Peşinde iz sürdüğüm adamı Taksim'de bir kafenin çıkışında yakalamıştım. Daha doğrusu diğer meslektaşlarım gazetecilerle yakalamıştık ancak soru sorması henüz bana gelmemişti. Açıkçası bu karşılaşmaya mikrofonsuzluğum ve kameramansızlığımla hazırlıksız yakalandığım söylenebilirdi.
O, diğer gazetecilerin sordukları soruları cevapsız bırakmakla birlikte kalabalığı yarıp son model arabasına ilerlerken ani bir şekilde bozdum suskunluğumu: "Çevrenizde anlaşmazlıklar yaşadığınız veya aranızın iyi olmadığı rakiplerinizin peş peşe ölümü hakkında ne düşünüyorsunuz?"

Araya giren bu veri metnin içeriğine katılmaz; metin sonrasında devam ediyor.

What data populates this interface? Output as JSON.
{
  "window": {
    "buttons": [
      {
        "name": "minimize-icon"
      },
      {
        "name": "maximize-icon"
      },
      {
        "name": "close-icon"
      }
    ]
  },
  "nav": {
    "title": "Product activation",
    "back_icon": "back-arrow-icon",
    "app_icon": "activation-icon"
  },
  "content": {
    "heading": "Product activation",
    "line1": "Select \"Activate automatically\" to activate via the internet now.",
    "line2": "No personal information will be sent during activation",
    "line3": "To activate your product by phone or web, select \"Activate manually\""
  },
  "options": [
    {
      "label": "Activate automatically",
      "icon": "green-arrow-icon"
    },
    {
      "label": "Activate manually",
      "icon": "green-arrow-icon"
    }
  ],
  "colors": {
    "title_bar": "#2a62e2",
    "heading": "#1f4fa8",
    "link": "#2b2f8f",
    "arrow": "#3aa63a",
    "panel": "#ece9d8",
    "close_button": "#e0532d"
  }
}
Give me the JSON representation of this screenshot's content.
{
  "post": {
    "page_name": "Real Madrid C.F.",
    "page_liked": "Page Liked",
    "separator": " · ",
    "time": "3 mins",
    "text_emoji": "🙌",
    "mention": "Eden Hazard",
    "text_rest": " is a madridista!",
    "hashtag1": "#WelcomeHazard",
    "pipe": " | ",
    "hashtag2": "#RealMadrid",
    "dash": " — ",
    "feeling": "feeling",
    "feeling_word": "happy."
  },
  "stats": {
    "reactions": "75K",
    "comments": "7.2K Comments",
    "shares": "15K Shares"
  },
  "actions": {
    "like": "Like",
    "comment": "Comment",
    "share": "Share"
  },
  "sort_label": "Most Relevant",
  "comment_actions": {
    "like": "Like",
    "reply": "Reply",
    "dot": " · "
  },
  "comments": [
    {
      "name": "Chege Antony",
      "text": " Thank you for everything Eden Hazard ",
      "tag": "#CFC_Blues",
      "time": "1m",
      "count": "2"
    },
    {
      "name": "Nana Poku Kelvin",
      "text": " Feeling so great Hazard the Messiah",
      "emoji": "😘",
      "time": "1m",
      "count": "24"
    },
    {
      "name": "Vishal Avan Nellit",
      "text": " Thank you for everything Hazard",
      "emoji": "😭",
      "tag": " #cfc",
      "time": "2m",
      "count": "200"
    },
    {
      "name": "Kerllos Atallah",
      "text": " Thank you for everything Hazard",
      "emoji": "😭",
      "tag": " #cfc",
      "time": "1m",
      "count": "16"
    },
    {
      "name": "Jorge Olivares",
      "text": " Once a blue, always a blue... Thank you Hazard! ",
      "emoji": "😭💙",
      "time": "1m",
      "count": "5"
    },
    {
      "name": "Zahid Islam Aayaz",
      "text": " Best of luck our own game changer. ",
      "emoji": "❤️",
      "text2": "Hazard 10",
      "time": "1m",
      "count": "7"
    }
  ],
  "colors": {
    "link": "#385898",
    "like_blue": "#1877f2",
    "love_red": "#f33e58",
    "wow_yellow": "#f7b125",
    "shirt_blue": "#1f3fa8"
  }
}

Durdu. Sırtı bana dönük olan bedenini bedenime çevirdi ve birkaç ağır adımla yanıma yanaştı. "Azra Özşan," dedi küçük harflerle ve kulağıma eğilerek fısıldamaya devam etti, "Eğer internetteki son dakika gelişmelerinde ölüm haberin olsun istemiyorsan o lanet çeneni kapa ve bir daha sakın karşıma çıkma."
Beni onca insanın içinde tehdit edişini iğneleyici bir tebessümle karşıladım.
Elbette görüşecektik.
Mahkeme salonunda.
Sert bakışları yüzümdeki alaydan hoşnut olmamış gibiydi. Birkaç kez geriye adımladı, ardından sırtını bana döndü ve siyah arabasına binene kadar diğer gazetecilerin sorularını cevapsız bıraktı.
Merakla fısıldaşmaya başlayan sevgili meslektaşlarımı geride bırakıp yolun karşısında beni bekleyen kardeşime doğru adımladım.
"Ne söyledi kulağına?" diye sordu merakla. Yüzünde şaşkın bir ifade vardı.
"Bana bayılmış," dedim. "En kısa zamanda buluşmak istiyor. Kesinlikle evlenme teklifi edecek."
Dalga geçtiğimi anladı ama sanki ona sövmüşüm gibi bakmaya başladı. Ya da delirmişim gibi. Her neyse.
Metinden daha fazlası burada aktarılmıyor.